The president said he had the authority to order the airstrikes without new congressional approval. Obama did ask Congress to authorize a program to train and arm vetted Syrian rebels battling the Islamic State group and forces loyal to Syrian President Bashar Assad, a program that got a boost Monday as House Republicans pushed to authorize the mission.
Still, there were doubters.
"I support the president 1,000 percent on air support. I do not support the training of Syrian rebels," Sen. Joe Manchin, D-W.Va., a member of the Armed Services Committee, said Monday. His reservations stemmed from the "eight years, $20 billion to train" the Iraqi forces after the U.S. invasion in March 2003. "See what the outcome was there," he said.
Another member of the committee, Sen. John McCain, R-Ariz., questioned the administration's resolve.
"How serious are we? We could have bombed Syria yesterday. We could have taken out ISIS. I can point out to them targets on a map," McCain said Monday. The Islamic State group is sometimes called ISIS or ISIL.
Racing to finish its work and leave Washington for midterm campaigning, House Republicans finalized legislation to authorize the mission to arm and train moderate Syrian rebels.
The authorization under consideration likely will be included as an amendment to a spending bill Congress must pass to keep the government open until mid-December. That would give lawmakers the opportunity to hold a separate debate and vote on the matter - something members of both parties want.
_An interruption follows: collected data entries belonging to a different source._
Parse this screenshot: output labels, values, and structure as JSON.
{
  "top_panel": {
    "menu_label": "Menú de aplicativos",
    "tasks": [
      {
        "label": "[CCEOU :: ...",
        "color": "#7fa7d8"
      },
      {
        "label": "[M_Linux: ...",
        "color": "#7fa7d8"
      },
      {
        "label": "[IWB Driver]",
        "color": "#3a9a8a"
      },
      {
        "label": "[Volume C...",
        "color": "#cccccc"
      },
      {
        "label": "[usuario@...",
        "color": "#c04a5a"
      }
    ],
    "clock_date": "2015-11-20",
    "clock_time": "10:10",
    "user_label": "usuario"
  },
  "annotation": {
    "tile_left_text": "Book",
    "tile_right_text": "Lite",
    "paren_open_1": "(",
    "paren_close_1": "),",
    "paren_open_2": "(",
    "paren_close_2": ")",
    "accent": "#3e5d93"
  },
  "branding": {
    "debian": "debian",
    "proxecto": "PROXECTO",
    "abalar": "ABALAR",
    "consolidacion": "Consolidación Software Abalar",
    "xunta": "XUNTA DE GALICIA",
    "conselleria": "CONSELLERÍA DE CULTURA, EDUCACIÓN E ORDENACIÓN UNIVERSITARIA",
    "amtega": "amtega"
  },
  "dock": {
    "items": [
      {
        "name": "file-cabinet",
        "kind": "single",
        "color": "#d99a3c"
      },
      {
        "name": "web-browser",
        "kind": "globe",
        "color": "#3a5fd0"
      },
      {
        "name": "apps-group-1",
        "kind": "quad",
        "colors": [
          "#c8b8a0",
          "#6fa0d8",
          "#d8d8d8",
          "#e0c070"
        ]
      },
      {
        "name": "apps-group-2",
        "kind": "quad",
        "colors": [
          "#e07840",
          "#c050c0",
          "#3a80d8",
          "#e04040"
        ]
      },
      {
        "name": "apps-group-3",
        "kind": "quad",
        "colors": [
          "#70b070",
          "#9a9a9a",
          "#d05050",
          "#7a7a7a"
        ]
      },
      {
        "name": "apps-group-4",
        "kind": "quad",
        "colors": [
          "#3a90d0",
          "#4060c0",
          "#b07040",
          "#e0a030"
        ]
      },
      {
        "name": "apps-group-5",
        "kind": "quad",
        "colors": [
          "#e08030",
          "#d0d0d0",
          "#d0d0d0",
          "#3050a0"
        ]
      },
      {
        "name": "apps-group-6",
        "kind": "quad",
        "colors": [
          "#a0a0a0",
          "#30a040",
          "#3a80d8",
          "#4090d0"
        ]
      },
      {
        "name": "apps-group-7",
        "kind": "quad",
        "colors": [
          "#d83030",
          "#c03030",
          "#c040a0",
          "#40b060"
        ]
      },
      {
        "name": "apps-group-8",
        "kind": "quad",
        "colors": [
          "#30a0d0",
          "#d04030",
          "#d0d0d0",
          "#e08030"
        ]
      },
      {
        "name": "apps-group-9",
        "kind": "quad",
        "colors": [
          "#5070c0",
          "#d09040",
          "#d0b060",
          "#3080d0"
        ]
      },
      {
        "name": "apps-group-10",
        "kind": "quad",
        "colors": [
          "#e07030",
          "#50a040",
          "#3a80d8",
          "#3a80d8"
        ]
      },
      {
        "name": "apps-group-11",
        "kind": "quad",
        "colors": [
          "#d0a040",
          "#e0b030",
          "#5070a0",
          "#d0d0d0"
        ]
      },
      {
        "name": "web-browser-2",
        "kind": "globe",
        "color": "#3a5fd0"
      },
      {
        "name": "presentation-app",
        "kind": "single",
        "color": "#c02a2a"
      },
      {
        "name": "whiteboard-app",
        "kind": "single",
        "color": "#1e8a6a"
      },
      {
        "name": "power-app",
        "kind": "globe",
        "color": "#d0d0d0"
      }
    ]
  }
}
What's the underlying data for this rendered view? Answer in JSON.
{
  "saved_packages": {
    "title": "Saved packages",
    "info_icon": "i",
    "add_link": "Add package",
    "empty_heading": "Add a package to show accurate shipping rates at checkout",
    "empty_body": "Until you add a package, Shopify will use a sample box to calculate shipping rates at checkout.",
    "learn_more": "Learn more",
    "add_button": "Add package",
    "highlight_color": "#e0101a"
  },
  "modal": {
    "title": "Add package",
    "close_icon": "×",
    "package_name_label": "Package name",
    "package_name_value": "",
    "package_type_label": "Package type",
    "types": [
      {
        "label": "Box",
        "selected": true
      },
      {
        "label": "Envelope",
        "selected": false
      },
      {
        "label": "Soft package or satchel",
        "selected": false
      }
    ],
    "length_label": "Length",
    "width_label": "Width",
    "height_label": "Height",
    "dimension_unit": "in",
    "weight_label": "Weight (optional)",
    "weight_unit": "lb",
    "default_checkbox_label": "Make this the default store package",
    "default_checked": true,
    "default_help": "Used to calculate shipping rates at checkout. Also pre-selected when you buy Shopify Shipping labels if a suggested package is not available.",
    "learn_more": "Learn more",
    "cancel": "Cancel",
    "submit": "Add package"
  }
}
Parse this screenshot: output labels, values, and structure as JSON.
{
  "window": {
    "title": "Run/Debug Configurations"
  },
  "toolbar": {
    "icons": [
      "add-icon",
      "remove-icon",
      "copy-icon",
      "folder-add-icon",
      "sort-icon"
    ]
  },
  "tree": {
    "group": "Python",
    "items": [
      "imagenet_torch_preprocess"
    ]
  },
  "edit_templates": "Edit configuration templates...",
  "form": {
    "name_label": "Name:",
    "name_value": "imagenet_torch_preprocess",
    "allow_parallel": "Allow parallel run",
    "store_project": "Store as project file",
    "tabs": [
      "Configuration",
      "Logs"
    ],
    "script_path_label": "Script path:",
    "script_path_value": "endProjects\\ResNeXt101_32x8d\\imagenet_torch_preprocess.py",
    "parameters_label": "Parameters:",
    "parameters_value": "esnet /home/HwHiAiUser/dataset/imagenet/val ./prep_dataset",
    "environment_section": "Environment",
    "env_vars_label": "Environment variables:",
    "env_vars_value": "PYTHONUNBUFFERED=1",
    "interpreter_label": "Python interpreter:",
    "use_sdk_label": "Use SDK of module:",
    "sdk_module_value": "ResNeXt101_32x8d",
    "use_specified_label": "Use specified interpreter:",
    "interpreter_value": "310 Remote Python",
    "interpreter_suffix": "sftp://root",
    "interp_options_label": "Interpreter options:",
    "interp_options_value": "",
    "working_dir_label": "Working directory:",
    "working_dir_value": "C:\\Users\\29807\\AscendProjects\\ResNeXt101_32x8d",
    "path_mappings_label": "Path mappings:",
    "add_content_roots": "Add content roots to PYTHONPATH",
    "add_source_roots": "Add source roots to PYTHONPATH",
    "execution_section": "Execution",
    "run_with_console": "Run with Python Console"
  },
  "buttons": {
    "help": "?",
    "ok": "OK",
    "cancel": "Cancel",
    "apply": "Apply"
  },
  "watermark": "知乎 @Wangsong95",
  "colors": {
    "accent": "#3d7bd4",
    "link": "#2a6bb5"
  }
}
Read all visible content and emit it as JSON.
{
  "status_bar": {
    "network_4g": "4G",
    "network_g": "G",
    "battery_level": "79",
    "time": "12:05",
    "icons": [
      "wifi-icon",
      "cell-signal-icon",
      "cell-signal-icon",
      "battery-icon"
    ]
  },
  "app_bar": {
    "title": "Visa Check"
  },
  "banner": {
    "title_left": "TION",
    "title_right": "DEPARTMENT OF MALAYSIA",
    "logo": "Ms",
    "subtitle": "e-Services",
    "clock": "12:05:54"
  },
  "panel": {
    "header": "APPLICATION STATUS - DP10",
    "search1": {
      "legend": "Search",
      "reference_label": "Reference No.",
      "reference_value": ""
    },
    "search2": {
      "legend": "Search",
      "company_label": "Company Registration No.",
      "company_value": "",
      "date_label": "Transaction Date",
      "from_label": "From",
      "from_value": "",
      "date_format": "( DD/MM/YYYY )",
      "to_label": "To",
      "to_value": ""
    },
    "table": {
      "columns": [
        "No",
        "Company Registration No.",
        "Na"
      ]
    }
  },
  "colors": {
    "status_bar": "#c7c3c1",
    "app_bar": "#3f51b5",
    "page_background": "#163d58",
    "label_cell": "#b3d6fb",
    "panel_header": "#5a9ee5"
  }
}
The House Rules Committee voted late Monday to have six hours of debate on the amendment, once it is taken up, with a vote possible as early as Wednesday. House Republicans planned to meet Tuesday to discuss the legislation.
Bowing to congressional fears that any vote is tantamount to a war vote, the legislation includes a provision stating that "nothing in this section shall be construed to constitute a specific statutory authorization for the introduction of U.S. armed forces into hostilities or into situations wherein hostilities are clearly indicated by the circumstances."
The provision reflects a congressional divide between hawks seeking tougher action than that proposed by Obama and lawmakers weary from more than a decade of U.S. wars in Iraq and Afghanistan.
The measure compels the Pentagon to present Congress with a plan 15 days before any training begins and requires ongoing updates every 90 days. The administration isn't likely to protest the conditions.
The U.S. plan is to develop moderate Syrian forces at Saudi Arabian training sites before helping them return to the battlefield. It's unclear how long they would need to be trained to be battle-ready or how the U.S. could ensure their attention remained on fighting extremists and not just the Syrian government.
Many Republicans and Democrats have expressed reservations about the ability to identify moderates in a country awash with rebel formations and shifting alliances. The Islamic State grew out of the al-Qaida movement, but the two are now fighting. In some instances, the moderate Free Syrian Army has teamed with al-Qaida's local franchise, the Nusra Front.
The House's effort would provide lawmakers with information on the vetting process and which groups were being recruited. The administration didn't ask for money to conduct the arming and training mission because it expects foreign donors to fund the program. In any case, the Pentagon has billions of dollars in wartime contingency funds it can ask Congress to release.
Hagel testifies again before the House panel Thursday. Secretary of State John Kerry appears before separate panels Wednesday and Thursday.